Stalin was similarly unconscious for three consecutive days.
Meanwhile two leaders of the party continued to sit by his bedside.
Beria and Melenkov were at his bedside during the day, Khrushchev and Bulganin at night.
On March 3, the doctors said that Stalin’s health was very critical and he could do whatever he wanted.
A meeting of key leaders
Meanwhile, the top leaders of the Soviet Union met on March 4. Doctors have already told them to prepare for bad news.
All the leaders except Phulkhan attended this meeting. (He was close to Stalin at the time.)
Melenkov said that Stalin’s health was very critical. Beria proposed that Melenkov immediately take over in Stalin’s place. A consensus was reached and the meeting ended.
But Stalin was not dead yet. All the members of the Presidium reached the farmyard where Stalin was lying.
Stalin was lying on the bed. Stalin’s closest comrades wondered to themselves whether Stalin could rise again. Even then the fear of the half-conscious man who was on his way to death had not left them.
Jonathan Brent and Naumov in their book ‘Stalin’s Doctor’s Plot’, ‘On March 5, Stalin again vomited blood. Blood started pooling in his stomach,” they write.
Stalin’s last minute
Meanwhile, all eyes were on Beria, who tried to give the impression of being very close to Stalin by holding his hand.
Stalin’s daughter Svetlana Alliluyeva later wrote in her autobiography, Twenty Letters to a Friend, that ‘his face had completely changed. His lips turned black and his face was unrecognizable. At the last moment he suddenly opened his eyes and looked at everyone in the room.
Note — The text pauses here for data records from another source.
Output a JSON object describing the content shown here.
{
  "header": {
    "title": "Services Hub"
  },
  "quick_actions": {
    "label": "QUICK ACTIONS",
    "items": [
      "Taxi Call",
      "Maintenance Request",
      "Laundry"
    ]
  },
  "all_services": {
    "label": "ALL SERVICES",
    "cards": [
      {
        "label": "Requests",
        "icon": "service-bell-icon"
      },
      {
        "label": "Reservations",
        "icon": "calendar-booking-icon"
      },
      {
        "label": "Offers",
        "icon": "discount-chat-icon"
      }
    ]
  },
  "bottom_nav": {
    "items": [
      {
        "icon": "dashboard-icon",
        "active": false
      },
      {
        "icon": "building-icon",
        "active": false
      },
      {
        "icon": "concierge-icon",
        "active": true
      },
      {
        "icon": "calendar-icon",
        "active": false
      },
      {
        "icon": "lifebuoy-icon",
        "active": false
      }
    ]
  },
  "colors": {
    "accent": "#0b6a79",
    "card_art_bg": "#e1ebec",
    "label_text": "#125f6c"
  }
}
He raised his hand as if to scold someone. The next moment he died,” he said.
It was 9.50 in the morning.
All the leaders hugged each other and cried. Khrushchev hugs Svetlana and expresses his condolences.
All staff and bodyguards were allowed to have one last look at Stalin.
For two decades Stalin was considered the supreme leader of Russia.
The Soviet leadership decided to do to Stalin’s body as it had done to Lenin’s body in 1924.
It was decided to tan Stalin’s body for protection.
His funeral on 9 March 1953 was attended by Chinese Premier Chu En Lai, Communist leader Palmiro Togliatti and Manris Thores.
Stalin’s old enemies Winston Churchill and US President Harry Truman sent their condolences.
The newspapers of the communist countries wrote that ‘the man who made history is no longer among us’.
At the same time, the Western press, while recalling Stalin’s crimes against humanity, credited Stalin with the economic recovery of the Soviet Union and Russia’s victory over Hitler.